Oskar Lindblom – The Forgotten Prospect

When you look at the prospects the Philadelphia Flyers have massed over the years, it’s easy to be blinded by the names of Travis Sanheim, Phillippe Myers, Samuel Morin, Robert Hagg, Carter Hart and newly introduced NHLers Ivan Provorov and Travis Konecny. Most are aware of those prospects and the impact they will have on the franchise, but here is one that some may not know yet.

His name is Oskar Lindblom. He was selected 138th overall in the 2014 NHL Entry Draft and has been making strides in the SHL over the last few years.

Expectations & Bright Future

Lindblom never had high expectations, which is normal considering he was only chosen in the fifth round, but he has been turning heads with his impressive performances for Brynas in the SHL and for Team Sweden at the World Junior Championships. Lindblom’s first eye-opening moment was in 2013 when his Swedish team won the under-17 World Hockey Challenge that saw him collect a tournament-best eight goals and 13 points in six games. Lindblom demonstrated his solid two-way game by scoring twice on the power play and tallying one shorthanded goal during the tournament.

(Amy Irvin / The Hockey Writers)

In his draft year, Lindblom had a fantastic season for Brynas in the J20 SuperElit league, winning the bronze medal and posting 33 points in 43 games, tied for third on his team. He was also a part of Team Sweden during the U-18 IIHF World Championships, a tournament that featured some high-end talent like William Nylander, Jack Eichel, Auston Matthews, as well as future Flyers draft picks Sanheim, Konecny and David Kase. Lindblom played a good tournament, recording six points in seven games. Later that season, he suited up for four SHL games with Brynas, ready to make the leap next year.

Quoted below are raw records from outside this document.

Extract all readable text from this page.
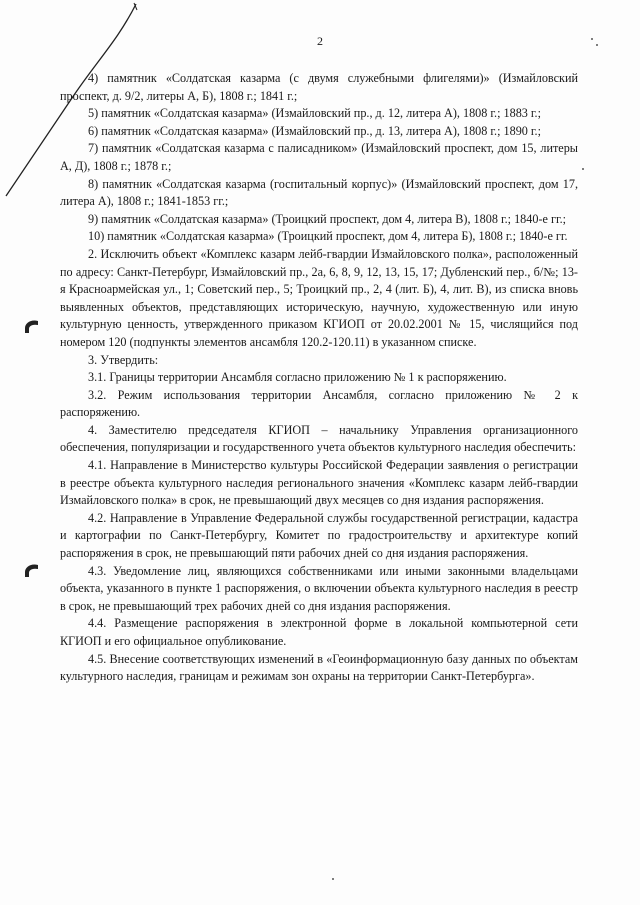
2

4) памятник «Солдатская казарма (с двумя служебными флигелями)» (Измайловский проспект, д. 9/2, литеры А, Б), 1808 г.; 1841 г.;

5) памятник «Солдатская казарма» (Измайловский пр., д. 12, литера А), 1808 г.; 1883 г.;

6) памятник «Солдатская казарма» (Измайловский пр., д. 13, литера А), 1808 г.; 1890 г.;

7) памятник «Солдатская казарма с палисадником» (Измайловский проспект, дом 15, литеры А, Д), 1808 г.; 1878 г.;

8) памятник «Солдатская казарма (госпитальный корпус)» (Измайловский проспект, дом 17, литера А), 1808 г.; 1841-1853 гг.;

9) памятник «Солдатская казарма» (Троицкий проспект, дом 4, литера В), 1808 г.; 1840-е гг.;

10) памятник «Солдатская казарма» (Троицкий проспект, дом 4, литера Б), 1808 г.; 1840-е гг.

2. Исключить объект «Комплекс казарм лейб-гвардии Измайловского полка», расположенный по адресу: Санкт-Петербург, Измайловский пр., 2а, 6, 8, 9, 12, 13, 15, 17; Дубленский пер., б/№; 13-я Красноармейская ул., 1; Советский пер., 5; Троицкий пр., 2, 4 (лит. Б), 4, лит. В), из списка вновь выявленных объектов, представляющих историческую, научную, художественную или иную культурную ценность, утвержденного приказом КГИОП от 20.02.2001 № 15, числящийся под номером 120 (подпункты элементов ансамбля 120.2-120.11) в указанном списке.

3. Утвердить:

3.1. Границы территории Ансамбля согласно приложению № 1 к распоряжению.

3.2. Режим использования территории Ансамбля, согласно приложению № 2 к распоряжению.

4. Заместителю председателя КГИОП – начальнику Управления организационного обеспечения, популяризации и государственного учета объектов культурного наследия обеспечить:

4.1. Направление в Министерство культуры Российской Федерации заявления о регистрации в реестре объекта культурного наследия регионального значения «Комплекс казарм лейб-гвардии Измайловского полка» в срок, не превышающий двух месяцев со дня издания распоряжения.

4.2. Направление в Управление Федеральной службы государственной регистрации, кадастра и картографии по Санкт-Петербургу, Комитет по градостроительству и архитектуре копий распоряжения в срок, не превышающий пяти рабочих дней со дня издания распоряжения.

4.3. Уведомление лиц, являющихся собственниками или иными законными владельцами объекта, указанного в пункте 1 распоряжения, о включении объекта культурного наследия в реестр в срок, не превышающий трех рабочих дней со дня издания распоряжения.

4.4. Размещение распоряжения в электронной форме в локальной компьютерной сети КГИОП и его официальное опубликование.

4.5. Внесение соответствующих изменений в «Геоинформационную базу данных по объектам культурного наследия, границам и режимам зон охраны на территории Санкт-Петербурга».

The 2014 Draft & Development

Lindblom was ranked 23rd among European skaters by NHL Central Scouting. Despite the high ranking, he slipped to the fifth round, where the Flyers snatched him up. His biggest weaknesses was his skating. In an era where skating is everything, GM’s can’t afford to use a high draft pick for a player who lacks skating ability and is average in every other facet of the game.

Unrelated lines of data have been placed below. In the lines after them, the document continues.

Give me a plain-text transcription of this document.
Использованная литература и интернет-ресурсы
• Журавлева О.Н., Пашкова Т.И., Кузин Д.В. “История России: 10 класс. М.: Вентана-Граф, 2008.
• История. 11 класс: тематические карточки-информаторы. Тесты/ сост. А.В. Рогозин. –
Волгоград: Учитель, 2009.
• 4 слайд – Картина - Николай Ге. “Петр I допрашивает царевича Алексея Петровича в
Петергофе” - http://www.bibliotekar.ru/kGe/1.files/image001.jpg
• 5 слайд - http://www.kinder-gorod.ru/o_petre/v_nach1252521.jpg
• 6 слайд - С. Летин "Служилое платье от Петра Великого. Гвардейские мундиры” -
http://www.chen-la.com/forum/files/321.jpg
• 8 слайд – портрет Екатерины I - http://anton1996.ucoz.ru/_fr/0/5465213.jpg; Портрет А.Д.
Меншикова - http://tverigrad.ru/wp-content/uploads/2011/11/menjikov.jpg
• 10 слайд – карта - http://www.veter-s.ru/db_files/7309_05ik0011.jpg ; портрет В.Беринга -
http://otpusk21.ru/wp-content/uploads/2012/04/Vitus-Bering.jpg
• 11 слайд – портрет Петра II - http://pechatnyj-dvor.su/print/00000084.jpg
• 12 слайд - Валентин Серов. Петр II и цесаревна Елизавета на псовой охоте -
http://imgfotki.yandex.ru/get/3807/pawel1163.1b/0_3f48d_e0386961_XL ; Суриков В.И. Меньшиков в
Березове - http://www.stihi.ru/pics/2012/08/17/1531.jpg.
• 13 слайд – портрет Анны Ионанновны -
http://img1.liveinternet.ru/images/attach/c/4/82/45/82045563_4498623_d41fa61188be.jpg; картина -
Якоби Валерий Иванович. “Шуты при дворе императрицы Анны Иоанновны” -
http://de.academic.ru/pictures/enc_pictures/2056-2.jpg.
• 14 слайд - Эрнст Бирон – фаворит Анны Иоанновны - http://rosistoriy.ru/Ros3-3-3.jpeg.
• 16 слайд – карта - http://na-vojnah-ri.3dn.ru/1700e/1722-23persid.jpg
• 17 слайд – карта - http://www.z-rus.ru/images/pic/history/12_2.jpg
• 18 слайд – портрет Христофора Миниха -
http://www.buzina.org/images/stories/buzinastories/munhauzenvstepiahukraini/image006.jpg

In 2014-15, Lindblom played his first season for Brynas in the SHL, tallying 15 points in 37 games. Playing against bigger, stronger, faster and overall better competition was good for his development. The Swedish Hockey League is one of the best hockey league’s in the world behind the NHL and the KHL. In addition to his first SHL season, he also tallied nine points in seven games, at the World Juniors, good for seventh in tournament scoring.

(Amy Irvin / The Hockey Writers)

He followed up his rookie season by putting up 25 points in 48 games and playing for Sweden, once again, at the World Juniors. He notched six points in seven games on a weak Swedish squad that failed to medal. After being swept in the SHL playoffs, Lindblom got his first taste of pro hockey in North-America. He laced up for eight games for the Flyers’ AHL affiliate, the Lehigh Valley Phantoms, playing a very good all-around game and posting seven points.

His SHL Breakout Season

Even though Lindblom is more accustomed to the ice in Europe, his gritty, two-way game is suited for the North American ice. He works hard along the boards to win puck battles and has improved his skating tremendously since being drafted in 2014.

All these improvements helped Lindblom break out in his third SHL season, where he put up dazzling numbers as a 20-year-old. He combined for 61 points in 72 games (regular season and playoffs), one point shy of beating Henrik Sedin’s point record for a 20-year-old. His team lost in the final, but Lindblom was named SHL Forward of the Year, a tremendous accomplishment.

The young Swede is set to start in North America next season and many would be shocked if he didn’t make the Flyers’ roster out of camp. The expansion draft will play a large role in this decision, but Lindblom has shown Ron Hextall and the Flyers staff what he is capable of providing to the lineup. He signed his entry-level contract on May 30.